Based in Lincoln since its inception in the 1940s, the University of Nebraska State Variety Testing Program is moving west. Once known as the Outstate Testing Program, the structure has changed over the past few years.

The primary team now is located in western Nebraska at the High Plains Agricultural Laboratory near Sidney, where it is led by Cody Creech, Nebraska Extension dryland cropping systems specialist, and Amanda Easterly, research assistant professor. Brian Maust, agronomy research technologist in Lincoln, manages trial sites in the eastern half of the state.

Easterly says the program was established almost 80 years ago by an act of the Nebraska Legislature to assist farmers in selecting the best varieties and hybrids for their farms.

“The goal was, and is, to provide unbiased variety testing that covers the wide range of growing conditions in Nebraska,” she says. “We have reports for a number of crops, especially wheat, going back to those first years of the testing program.”

Seed companies, plant breeders and agronomists select varieties and hybrids they would like to test each year, with the testing program funded by fees collected for each entry.

“We conduct the trials using specialized research equipment to plant replicated plots precisely, collect data throughout the growing season, then use a small plot combine to harvest and measure final yields," Easterly says. "Data is analyzed using modern statistical tools and methods. We are fortunate enough to have support from UNL to make necessary updates in the past couple of years to the program to increase our efficiency and accuracy.”

She says it takes a team of technicians, researchers and students working together to conduct the trials.

Other crops tested

Over the past few years, the predominant crop being tested has been winter wheat, with 15 wheat trials across the state. But in the past two years, researchers have reestablished testing in corn, spring wheat and grain sorghum.

“We publish the results of our trials twice yearly, and we also host field tours for farmers and seed professionals to see the varieties in person during the growing season,” Easterly says. “We collaborate with other scientists who lead testing in crops such as forages, dry beans, field peas and proso millet.”
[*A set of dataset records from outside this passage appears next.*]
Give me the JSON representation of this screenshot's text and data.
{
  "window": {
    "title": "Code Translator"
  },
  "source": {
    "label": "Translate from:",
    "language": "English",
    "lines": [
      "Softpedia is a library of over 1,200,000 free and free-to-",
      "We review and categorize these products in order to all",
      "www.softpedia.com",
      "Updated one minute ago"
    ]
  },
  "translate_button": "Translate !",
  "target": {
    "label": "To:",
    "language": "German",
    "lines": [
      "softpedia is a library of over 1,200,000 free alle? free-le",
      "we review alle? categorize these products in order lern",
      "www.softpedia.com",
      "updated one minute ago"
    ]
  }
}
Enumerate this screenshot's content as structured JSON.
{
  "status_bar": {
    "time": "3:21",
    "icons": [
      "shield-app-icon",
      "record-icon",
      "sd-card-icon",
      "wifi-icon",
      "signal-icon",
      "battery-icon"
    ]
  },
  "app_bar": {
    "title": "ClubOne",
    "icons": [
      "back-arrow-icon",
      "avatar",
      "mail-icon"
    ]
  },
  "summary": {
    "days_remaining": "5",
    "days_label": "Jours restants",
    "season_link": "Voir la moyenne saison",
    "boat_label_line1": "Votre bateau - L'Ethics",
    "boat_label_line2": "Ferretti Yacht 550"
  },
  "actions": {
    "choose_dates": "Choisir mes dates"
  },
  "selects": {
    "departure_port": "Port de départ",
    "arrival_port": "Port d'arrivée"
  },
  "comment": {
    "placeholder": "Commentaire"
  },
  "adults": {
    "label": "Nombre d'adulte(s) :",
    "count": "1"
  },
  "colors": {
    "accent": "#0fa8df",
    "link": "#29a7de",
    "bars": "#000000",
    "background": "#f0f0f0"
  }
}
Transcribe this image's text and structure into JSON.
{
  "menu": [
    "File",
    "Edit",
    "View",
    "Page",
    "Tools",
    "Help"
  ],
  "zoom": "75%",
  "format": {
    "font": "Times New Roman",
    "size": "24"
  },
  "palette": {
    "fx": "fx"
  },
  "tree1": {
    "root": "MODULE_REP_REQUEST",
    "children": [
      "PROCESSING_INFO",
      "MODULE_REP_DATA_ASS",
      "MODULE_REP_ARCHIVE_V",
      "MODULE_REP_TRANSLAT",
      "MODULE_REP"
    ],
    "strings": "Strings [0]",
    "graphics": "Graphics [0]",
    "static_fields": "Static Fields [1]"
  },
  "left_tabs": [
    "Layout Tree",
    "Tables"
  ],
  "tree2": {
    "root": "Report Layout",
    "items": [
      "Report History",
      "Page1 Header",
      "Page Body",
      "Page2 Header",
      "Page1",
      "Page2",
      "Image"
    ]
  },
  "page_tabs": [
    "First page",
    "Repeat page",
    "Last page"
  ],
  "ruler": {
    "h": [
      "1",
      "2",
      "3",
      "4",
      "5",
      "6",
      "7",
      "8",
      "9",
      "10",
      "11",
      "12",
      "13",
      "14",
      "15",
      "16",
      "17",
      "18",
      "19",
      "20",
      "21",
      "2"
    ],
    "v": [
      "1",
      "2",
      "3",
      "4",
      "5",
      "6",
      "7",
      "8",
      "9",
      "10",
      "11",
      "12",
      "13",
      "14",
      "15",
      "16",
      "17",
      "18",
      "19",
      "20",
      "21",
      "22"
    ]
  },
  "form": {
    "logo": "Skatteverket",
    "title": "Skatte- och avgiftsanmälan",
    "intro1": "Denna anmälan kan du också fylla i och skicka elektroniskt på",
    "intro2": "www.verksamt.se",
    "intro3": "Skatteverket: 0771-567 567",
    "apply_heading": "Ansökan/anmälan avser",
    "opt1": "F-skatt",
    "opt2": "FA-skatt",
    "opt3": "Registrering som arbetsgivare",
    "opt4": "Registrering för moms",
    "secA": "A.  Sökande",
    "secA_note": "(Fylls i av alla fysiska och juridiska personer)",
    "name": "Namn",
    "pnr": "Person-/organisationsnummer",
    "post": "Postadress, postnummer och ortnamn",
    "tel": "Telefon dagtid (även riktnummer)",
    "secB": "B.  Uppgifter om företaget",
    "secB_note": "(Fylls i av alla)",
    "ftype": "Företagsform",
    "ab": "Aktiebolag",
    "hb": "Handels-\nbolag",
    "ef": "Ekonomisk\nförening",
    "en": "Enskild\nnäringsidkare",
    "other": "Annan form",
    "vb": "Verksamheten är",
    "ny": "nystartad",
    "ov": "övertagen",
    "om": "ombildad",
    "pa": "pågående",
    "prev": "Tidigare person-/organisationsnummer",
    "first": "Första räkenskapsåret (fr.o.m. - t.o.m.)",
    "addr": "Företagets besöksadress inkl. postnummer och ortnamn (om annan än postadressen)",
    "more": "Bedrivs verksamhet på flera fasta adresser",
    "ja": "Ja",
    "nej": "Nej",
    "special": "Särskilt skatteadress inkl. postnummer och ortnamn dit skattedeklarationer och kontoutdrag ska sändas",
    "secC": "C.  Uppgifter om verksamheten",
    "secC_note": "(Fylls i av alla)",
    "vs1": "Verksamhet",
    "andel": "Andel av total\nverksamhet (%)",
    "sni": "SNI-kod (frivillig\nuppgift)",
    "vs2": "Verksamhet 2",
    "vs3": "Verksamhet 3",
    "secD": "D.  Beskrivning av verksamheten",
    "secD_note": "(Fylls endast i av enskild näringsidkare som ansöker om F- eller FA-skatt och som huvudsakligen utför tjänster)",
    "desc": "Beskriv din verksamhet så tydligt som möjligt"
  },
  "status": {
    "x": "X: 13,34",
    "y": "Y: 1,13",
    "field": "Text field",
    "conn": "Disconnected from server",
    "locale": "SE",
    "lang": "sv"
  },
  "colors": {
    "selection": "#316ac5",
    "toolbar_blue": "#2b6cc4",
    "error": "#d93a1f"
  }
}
In the past, sunflowers and other small grains such as oats and barley have been tested in the program.

Moving the variety testing program west seems to be a natural fit into the Dryland Cropping Systems Program, because of that program’s recent equipment upgrades and support personnel located in Sidney and Lincoln. Creech and Easterly hope to build the program into a regional leader that can help leverage new research opportunities.

“The most critical component of the variety testing program is getting the data to farmers in a timely fashion and in a format they can use,” Creech says. “When this move was being considered, one question that was continually raised was how a statewide testing network could be leveraged for new research. We have already seen success in this endeavor.

"In winter wheat, we added intensive management trials in Mead and Sidney. In spring wheat, we partnered with Ardent Mills to explore baking and milling qualities. In grain sorghum, we teamed up with the Nebraska Sorghum Board and a few seed companies to explore food-grade sorghum and how growing environments across the state might alter certain sought-after characteristics.”

Variety selection tool

Along with a reinvention of the program has come collaboration among a team of computer scientists at UNL working to develop an interactive variety selection website.

“The website is in the testing and development stage for winter wheat data and is not yet available for public use,” Easterly says. “We hope to expand it to other crops in the future. This tool will help farmers and agronomists examine the results of our variety trials more specifically to their needs and environments.”

For researchers, the wealth of data in the program is seen as an opportunity to look at long-term trends and to evaluate how varieties and farming practices have evolved since the 1940s. The program also provides hands-on opportunities to train graduate and undergraduate students as the next generation of ag scientists, Easterly says.